Crock’s concerns are even more troubling to her. Crock, with 19 years of experience in the telecommunications industry, said she was shocked to learn that a complaint had been lodged by the CWA on her behalf– a claim she had no knowledge of, nor concerns about.
“The CWA union had reported that I was working extra hours against my will and without pay or compensation. This was a complete surprise to me, as any overtime I worked was approved by management and I was punched in. It was my choice,” said Crock. “Furthermore, this concern was not discussed with me, or my next two levels of management by the individual who made the report, or by the CWA before going to South Slope.”
Crock said she felt the action was a slap against her and her direct management, who has always supported her.
“I was hurt, angry and confused– how did this get all this way without talking with me?”

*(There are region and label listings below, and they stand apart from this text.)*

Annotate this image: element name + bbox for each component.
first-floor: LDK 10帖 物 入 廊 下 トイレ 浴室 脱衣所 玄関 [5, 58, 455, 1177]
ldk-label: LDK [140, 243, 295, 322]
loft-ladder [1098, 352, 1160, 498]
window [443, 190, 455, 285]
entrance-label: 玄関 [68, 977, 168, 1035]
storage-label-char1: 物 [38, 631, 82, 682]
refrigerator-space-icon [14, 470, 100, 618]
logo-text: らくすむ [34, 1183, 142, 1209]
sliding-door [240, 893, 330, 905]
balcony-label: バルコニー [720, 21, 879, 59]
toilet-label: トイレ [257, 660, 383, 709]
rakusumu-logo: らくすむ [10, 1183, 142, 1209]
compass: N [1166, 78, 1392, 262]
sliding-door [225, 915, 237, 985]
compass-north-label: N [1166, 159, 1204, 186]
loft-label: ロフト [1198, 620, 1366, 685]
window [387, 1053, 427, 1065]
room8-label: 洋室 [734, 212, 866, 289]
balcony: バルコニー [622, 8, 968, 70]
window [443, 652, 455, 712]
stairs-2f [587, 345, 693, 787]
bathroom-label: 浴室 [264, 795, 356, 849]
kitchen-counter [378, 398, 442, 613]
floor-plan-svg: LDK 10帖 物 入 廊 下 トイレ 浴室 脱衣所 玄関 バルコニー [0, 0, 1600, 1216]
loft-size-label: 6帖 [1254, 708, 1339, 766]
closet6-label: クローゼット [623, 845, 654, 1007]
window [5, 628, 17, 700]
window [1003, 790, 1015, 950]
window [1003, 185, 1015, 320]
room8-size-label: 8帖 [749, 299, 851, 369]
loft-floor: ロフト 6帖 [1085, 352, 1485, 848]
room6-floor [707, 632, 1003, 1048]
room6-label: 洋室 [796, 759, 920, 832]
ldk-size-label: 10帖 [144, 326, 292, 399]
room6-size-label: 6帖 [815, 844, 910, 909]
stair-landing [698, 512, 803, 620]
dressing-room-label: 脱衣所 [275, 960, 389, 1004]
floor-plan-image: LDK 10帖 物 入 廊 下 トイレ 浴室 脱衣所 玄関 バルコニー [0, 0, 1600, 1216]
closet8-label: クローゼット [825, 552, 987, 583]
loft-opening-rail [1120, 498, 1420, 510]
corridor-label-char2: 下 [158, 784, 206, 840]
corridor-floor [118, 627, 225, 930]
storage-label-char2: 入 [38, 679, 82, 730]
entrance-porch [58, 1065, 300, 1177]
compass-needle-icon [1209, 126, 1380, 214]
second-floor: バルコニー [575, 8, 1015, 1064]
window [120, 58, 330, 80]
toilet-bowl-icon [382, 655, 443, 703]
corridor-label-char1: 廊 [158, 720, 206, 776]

Pence said she had no knowledge of any complaint filed on behalf of a union member without their knowledge, but said she is always available should employees have concerns. “The local has monthly union meetings where people can raise concerns. Or employees can contact a steward or officer outside of work; they are not allowed to discuss union issues during work hours,” Pence said.
It is just another sidebar in the increasingly complex story that has unfolded in the last two and a half months between a company and a union; a sad story at that, Crock indicated.
“When the CWA held the press conference and was not even taking questions from those assembled, or allowing those accused to publically answer in that setting… that was hard to see,” Crock said. Crock finds it ironic that while discussion is everyone’s stated goal, nobody’s really listening anymore.
“Repeatedly, I heard statements from fellow co-workers and CWA members that their concerns were not being heard. There was the perfect opportunity, but they shut the entire discussion down after they made their rally statements. They didn’t even give Justyn or fellow employees the chance to ask questions or answer accusations.
“It’s been a hard atmosphere to get footing in on the conversation,” Crock concluded.
Another bargaining meeting was held Monday, Jan. 27. Pence said she was optimistic afterward.
“I think the company is beginning to understand how existing employees could be harmed by the new two tier wages,” Pence said in an email Monday. “We made some progress and agreed to recess. We expect to continue discussions but do not have a date set.”
South Slope representatives said that at Monday’s meeting, the company worked with the union to better define pay protection for current employees and address non-paid time off, employee recall, and various other issues.
“South Slope remains confident that a solution can be negotiated and hopes the union will continue to make efforts to negotiate in a timely manner,” Miller stated.